カッとなってって
世の中で報道される殺人、傷害などの事件の動機とされるのは、計画的なものの他には「カッとなって」というものがあるのはよく知られたことだ。で。まあこの「カッとなって」は一体何なんだろうと思うわけだ。
友人と口論になり、ついカッとなって仏像を彫った。
これじゃ何だか分からない。「カッとなる」が仏像を彫るという行為に馴染まないのは、仏像を彫るという行為に精密さが必要とされるからだ。

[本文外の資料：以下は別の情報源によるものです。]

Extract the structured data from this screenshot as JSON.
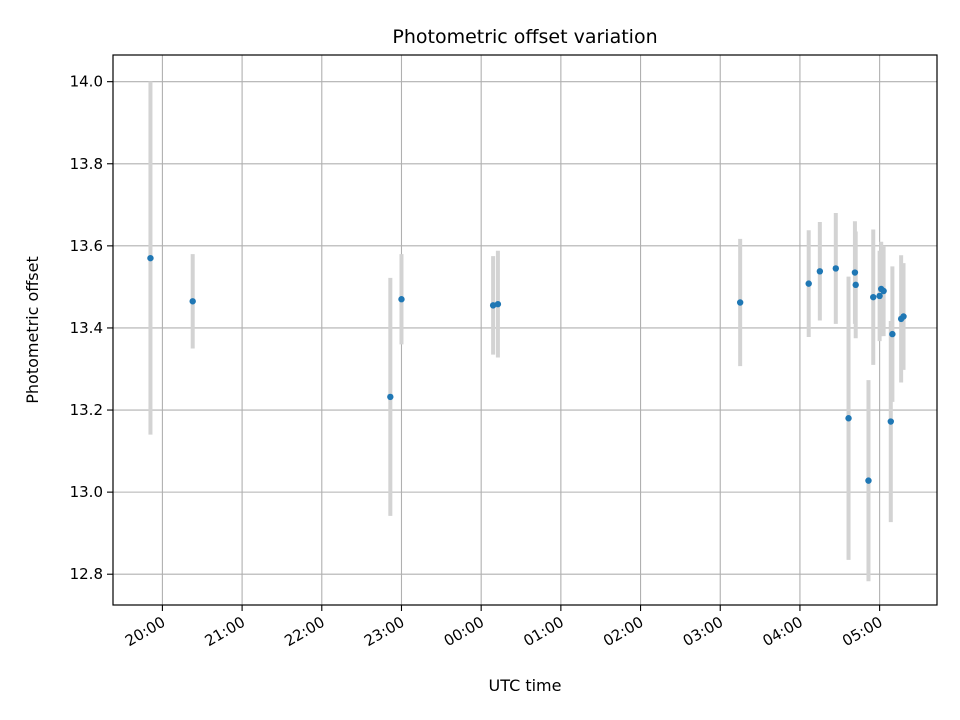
{
  "chart_data": {
    "type": "scatter",
    "title": "Photometric offset variation",
    "xlabel": "UTC time",
    "ylabel": "Photometric offset",
    "x_unit": "hours since 00:00 UTC",
    "xlim": [
      -4.62,
      5.72
    ],
    "ylim": [
      12.725,
      14.065
    ],
    "grid": true,
    "x_ticks": [
      {
        "value": -4,
        "label": "20:00"
      },
      {
        "value": -3,
        "label": "21:00"
      },
      {
        "value": -2,
        "label": "22:00"
      },
      {
        "value": -1,
        "label": "23:00"
      },
      {
        "value": 0,
        "label": "00:00"
      },
      {
        "value": 1,
        "label": "01:00"
      },
      {
        "value": 2,
        "label": "02:00"
      },
      {
        "value": 3,
        "label": "03:00"
      },
      {
        "value": 4,
        "label": "04:00"
      },
      {
        "value": 5,
        "label": "05:00"
      }
    ],
    "y_ticks": [
      {
        "value": 12.8,
        "label": "12.8"
      },
      {
        "value": 13.0,
        "label": "13.0"
      },
      {
        "value": 13.2,
        "label": "13.2"
      },
      {
        "value": 13.4,
        "label": "13.4"
      },
      {
        "value": 13.6,
        "label": "13.6"
      },
      {
        "value": 13.8,
        "label": "13.8"
      },
      {
        "value": 14.0,
        "label": "14.0"
      }
    ],
    "colors": {
      "marker": "#1f77b4",
      "errorbar": "#d3d3d3",
      "grid": "#b0b0b0"
    },
    "points": [
      {
        "x": -4.15,
        "y": 13.57,
        "err": 0.43
      },
      {
        "x": -3.62,
        "y": 13.465,
        "err": 0.115
      },
      {
        "x": -1.14,
        "y": 13.232,
        "err": 0.29
      },
      {
        "x": -1.0,
        "y": 13.47,
        "err": 0.11
      },
      {
        "x": 0.15,
        "y": 13.455,
        "err": 0.12
      },
      {
        "x": 0.21,
        "y": 13.458,
        "err": 0.13
      },
      {
        "x": 3.25,
        "y": 13.462,
        "err": 0.155
      },
      {
        "x": 4.11,
        "y": 13.508,
        "err": 0.13
      },
      {
        "x": 4.25,
        "y": 13.538,
        "err": 0.12
      },
      {
        "x": 4.45,
        "y": 13.545,
        "err": 0.135
      },
      {
        "x": 4.61,
        "y": 13.18,
        "err": 0.345
      },
      {
        "x": 4.69,
        "y": 13.535,
        "err": 0.125
      },
      {
        "x": 4.7,
        "y": 13.505,
        "err": 0.13
      },
      {
        "x": 4.86,
        "y": 13.028,
        "err": 0.245
      },
      {
        "x": 4.92,
        "y": 13.475,
        "err": 0.165
      },
      {
        "x": 5.0,
        "y": 13.478,
        "err": 0.11
      },
      {
        "x": 5.02,
        "y": 13.495,
        "err": 0.115
      },
      {
        "x": 5.05,
        "y": 13.49,
        "err": 0.11
      },
      {
        "x": 5.14,
        "y": 13.172,
        "err": 0.245
      },
      {
        "x": 5.16,
        "y": 13.385,
        "err": 0.165
      },
      {
        "x": 5.27,
        "y": 13.422,
        "err": 0.155
      },
      {
        "x": 5.3,
        "y": 13.428,
        "err": 0.13
      }
    ]
  }
}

人はカッとなったところで仏像を彫っても別に相手にありがたがられるくらいで特にそのストレスが解消されるわけでもない。
やはり「カッとなる」には殴る、などのまあ何というか短絡的なとでも言うべき行為がマッチするんじゃないだろうか。殴る。刺す。怒鳴る。しっくりくるもの、他にあるかなあ。
カッとなって刺した。
これは至って普通だ。これが異常になるのはたとえばこんなときじゃないか。
カッとなって果物ナイフを研いで、それで刺した。
だめだろう。これは。なぜなら砥石でしゃーしゃーやってたらカッとなった気持ちが萎えるからね。研いでるそばから「あー、何でこんなことやってんだろ、何か手が臭くなるし」とかさ。
まあ、だからなんだって話です。ただカッとなって仏像を彫ったというのを書きたかっただけ。です。はい。